Das neue Album der britischen Band Porridge Radio

Egal, wie man es dreht und wendet

Die britische Band Porridge Radio haucht dem Indierock neues Leben ein.

Als Dana Margolin im Januar über das neue Album ihrer Band Porridge Radio sprach, da sagte sie etwas, das jetzt, wenige Wochen später, geradezu weitsichtig klingt. »Was ich mag, ist die Idee, dass ein einziger Satz hundert verschiedene Dinge bedeuten kann und man ihn auf hundert verschiedene Arten und Weisen interpretieren kann, die alle ihre Berechtigung haben«, sagte die britische Sängerin und Gitarristin dem Online-Musikmagazin Stereogum. »Das gilt auch für meine Texte«, fügte sie an: »Ihre Gestalt kann sich ändern, je nachdem, was für eine Person du bist oder wo du den Song hörst.
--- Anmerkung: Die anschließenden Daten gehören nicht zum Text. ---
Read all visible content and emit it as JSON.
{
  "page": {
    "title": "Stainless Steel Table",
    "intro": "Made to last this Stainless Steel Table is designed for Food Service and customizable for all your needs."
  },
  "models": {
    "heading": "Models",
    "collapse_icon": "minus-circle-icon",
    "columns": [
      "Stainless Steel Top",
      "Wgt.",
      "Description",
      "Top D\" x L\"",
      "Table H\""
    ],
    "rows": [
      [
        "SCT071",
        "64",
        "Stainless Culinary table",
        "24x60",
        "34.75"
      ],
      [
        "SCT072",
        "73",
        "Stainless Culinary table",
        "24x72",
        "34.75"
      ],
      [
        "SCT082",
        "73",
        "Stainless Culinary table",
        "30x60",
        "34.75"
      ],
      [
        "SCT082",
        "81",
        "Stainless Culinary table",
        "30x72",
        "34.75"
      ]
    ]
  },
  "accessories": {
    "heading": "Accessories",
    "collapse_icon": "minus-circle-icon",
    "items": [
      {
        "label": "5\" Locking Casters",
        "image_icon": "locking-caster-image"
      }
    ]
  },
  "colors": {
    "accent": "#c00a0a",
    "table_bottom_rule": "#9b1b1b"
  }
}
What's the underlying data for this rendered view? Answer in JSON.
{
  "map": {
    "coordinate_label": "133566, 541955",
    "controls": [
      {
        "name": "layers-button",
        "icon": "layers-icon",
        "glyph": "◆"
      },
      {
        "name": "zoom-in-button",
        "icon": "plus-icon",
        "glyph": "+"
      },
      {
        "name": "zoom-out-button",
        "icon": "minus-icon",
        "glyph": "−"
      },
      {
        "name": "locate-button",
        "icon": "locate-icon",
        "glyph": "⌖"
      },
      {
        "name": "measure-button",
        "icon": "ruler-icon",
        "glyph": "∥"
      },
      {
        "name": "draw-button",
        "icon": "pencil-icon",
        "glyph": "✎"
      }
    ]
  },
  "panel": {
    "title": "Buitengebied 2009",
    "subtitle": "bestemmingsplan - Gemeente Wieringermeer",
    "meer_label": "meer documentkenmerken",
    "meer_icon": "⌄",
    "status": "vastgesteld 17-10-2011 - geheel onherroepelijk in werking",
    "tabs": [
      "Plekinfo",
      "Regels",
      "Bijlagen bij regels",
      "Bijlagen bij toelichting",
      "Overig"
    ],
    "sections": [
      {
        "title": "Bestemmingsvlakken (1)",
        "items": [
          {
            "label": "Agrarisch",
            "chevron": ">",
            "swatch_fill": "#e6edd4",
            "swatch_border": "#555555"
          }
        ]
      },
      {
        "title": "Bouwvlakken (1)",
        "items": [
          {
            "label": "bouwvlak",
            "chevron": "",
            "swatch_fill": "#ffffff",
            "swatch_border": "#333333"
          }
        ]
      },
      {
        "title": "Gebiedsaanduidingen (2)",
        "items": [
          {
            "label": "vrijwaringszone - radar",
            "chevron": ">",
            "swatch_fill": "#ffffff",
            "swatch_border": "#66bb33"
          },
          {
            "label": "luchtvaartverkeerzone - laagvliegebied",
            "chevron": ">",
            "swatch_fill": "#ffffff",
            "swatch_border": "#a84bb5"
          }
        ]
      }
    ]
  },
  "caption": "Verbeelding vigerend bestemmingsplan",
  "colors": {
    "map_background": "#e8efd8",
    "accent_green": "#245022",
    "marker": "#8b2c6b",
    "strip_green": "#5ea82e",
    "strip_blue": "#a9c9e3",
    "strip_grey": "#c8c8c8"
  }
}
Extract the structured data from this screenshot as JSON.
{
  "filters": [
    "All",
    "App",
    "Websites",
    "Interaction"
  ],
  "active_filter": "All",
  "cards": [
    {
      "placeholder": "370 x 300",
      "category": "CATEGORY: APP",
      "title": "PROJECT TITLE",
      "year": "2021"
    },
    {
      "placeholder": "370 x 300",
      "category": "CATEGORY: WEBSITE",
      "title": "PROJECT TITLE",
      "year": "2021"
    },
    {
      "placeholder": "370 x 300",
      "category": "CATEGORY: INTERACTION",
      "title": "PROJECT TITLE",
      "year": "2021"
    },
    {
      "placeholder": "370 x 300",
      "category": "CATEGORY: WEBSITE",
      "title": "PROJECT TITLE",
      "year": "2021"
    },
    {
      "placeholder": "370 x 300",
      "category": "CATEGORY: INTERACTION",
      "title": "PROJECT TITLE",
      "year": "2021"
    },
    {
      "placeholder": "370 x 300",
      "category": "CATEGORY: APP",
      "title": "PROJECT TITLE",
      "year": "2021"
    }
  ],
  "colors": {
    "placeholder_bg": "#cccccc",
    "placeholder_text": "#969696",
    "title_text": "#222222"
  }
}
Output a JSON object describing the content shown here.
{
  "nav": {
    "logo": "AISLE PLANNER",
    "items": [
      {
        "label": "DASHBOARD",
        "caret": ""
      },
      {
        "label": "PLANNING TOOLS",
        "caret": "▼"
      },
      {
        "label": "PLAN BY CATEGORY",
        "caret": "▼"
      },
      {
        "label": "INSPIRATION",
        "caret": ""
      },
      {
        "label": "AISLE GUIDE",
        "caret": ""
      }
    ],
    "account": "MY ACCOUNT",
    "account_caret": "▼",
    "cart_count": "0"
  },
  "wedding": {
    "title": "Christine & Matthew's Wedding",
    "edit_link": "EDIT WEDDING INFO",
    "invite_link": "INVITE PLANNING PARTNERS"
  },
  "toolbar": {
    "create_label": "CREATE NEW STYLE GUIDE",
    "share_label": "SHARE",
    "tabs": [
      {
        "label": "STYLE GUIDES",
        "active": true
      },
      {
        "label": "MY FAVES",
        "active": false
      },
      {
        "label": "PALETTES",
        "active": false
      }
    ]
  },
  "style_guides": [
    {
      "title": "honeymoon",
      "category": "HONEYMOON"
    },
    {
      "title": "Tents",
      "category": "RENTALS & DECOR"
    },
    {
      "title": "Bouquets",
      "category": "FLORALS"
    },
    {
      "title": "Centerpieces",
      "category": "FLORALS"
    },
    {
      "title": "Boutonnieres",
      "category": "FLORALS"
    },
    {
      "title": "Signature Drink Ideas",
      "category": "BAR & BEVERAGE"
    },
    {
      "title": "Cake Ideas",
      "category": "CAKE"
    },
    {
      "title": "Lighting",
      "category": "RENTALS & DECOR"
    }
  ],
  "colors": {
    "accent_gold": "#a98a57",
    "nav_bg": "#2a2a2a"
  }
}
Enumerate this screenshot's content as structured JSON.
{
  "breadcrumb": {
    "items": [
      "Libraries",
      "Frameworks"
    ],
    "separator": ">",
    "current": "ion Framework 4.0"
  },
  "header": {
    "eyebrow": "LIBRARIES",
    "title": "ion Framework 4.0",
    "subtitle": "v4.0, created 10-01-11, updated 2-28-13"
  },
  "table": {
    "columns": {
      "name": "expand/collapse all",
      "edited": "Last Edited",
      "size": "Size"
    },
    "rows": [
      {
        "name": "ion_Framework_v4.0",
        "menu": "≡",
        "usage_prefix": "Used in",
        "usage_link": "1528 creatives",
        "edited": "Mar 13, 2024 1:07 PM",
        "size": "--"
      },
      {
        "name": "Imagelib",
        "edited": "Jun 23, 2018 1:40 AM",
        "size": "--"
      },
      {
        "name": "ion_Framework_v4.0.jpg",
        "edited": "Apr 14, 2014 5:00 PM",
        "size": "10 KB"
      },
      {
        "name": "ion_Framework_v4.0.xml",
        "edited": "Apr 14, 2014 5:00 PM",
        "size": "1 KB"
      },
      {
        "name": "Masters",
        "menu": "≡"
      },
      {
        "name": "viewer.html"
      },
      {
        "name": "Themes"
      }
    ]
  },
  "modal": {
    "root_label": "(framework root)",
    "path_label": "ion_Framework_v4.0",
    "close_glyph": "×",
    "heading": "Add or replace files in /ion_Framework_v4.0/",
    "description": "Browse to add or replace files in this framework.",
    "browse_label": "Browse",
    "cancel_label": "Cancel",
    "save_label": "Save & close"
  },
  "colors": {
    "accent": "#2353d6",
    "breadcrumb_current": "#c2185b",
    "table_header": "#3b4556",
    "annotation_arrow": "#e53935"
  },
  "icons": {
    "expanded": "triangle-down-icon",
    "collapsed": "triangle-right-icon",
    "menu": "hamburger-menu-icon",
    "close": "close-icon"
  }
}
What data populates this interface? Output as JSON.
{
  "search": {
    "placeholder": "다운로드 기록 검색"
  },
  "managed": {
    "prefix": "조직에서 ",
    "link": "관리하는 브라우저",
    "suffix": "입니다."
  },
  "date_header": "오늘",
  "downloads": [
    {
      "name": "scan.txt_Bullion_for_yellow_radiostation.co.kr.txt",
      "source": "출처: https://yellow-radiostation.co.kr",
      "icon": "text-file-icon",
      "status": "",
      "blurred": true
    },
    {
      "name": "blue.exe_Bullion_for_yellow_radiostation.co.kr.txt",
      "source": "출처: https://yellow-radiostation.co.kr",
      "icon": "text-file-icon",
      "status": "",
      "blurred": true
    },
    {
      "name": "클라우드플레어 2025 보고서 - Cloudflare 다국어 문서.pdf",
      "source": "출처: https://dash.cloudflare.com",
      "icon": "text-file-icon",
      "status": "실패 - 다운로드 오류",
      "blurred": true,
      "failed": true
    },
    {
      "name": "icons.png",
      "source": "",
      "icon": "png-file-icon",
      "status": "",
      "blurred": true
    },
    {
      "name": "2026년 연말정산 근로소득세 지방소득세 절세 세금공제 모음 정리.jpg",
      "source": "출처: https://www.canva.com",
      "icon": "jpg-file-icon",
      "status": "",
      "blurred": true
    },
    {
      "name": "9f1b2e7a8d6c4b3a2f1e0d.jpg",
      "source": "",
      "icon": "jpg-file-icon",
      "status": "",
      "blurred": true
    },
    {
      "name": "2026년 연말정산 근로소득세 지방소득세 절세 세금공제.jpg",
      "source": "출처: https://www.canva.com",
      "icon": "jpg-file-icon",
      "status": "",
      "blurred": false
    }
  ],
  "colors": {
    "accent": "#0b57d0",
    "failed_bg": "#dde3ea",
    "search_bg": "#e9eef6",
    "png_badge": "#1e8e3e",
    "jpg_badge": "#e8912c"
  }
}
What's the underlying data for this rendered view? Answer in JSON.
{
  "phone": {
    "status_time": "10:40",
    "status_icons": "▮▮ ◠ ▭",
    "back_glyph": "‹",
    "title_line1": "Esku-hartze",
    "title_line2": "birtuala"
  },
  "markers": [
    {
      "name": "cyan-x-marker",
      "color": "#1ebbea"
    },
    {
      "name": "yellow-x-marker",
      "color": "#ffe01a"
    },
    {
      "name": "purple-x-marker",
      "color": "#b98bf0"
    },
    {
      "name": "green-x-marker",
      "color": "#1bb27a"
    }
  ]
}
Somit sind sie unfertig, weil sie das Potential haben, neu betrachtet, neu verstanden und neu missverstanden zu werden.«

In der Tat: Eine maßgebliche Qualität der Band aus Brighton sind ihre bedeutungsoffenen Songtexte, die nie ins Beliebige abdriften und in gesellschaftlich existentiellen Krisen wie der derzeitigen eine noch stärkere Wirkung entfalten können. Ein Stück wie »Lilac« etwa, das Porridge Radio als erste Single des neuen Albums »Every Bad« im Dezember veröffentlichten, bekommt in Zeiten des Coronavirus eine ganz andere Note: »I’m stuck/I’m stuck/I’m stuck/I’m stuck«, singt Margolin darin in Endlosschleife, zum Schluss wiederholt sie zu plätschernden Indie-Gitarren gebetsmühlenartig die Verse: »I don’t want to get bitter/I want us to get better/I want us to be kinder/To ourselves and to each other.« Neigt man nunmehr dazu, diese Zeilen fast als Solidaritätsadresse zu lesen – nach dem Motto: Passt gut aufeinander auf –, hätte man zunächst vermuten können, hier spiele eine Band in unangenehmer Weise mit Kitsch.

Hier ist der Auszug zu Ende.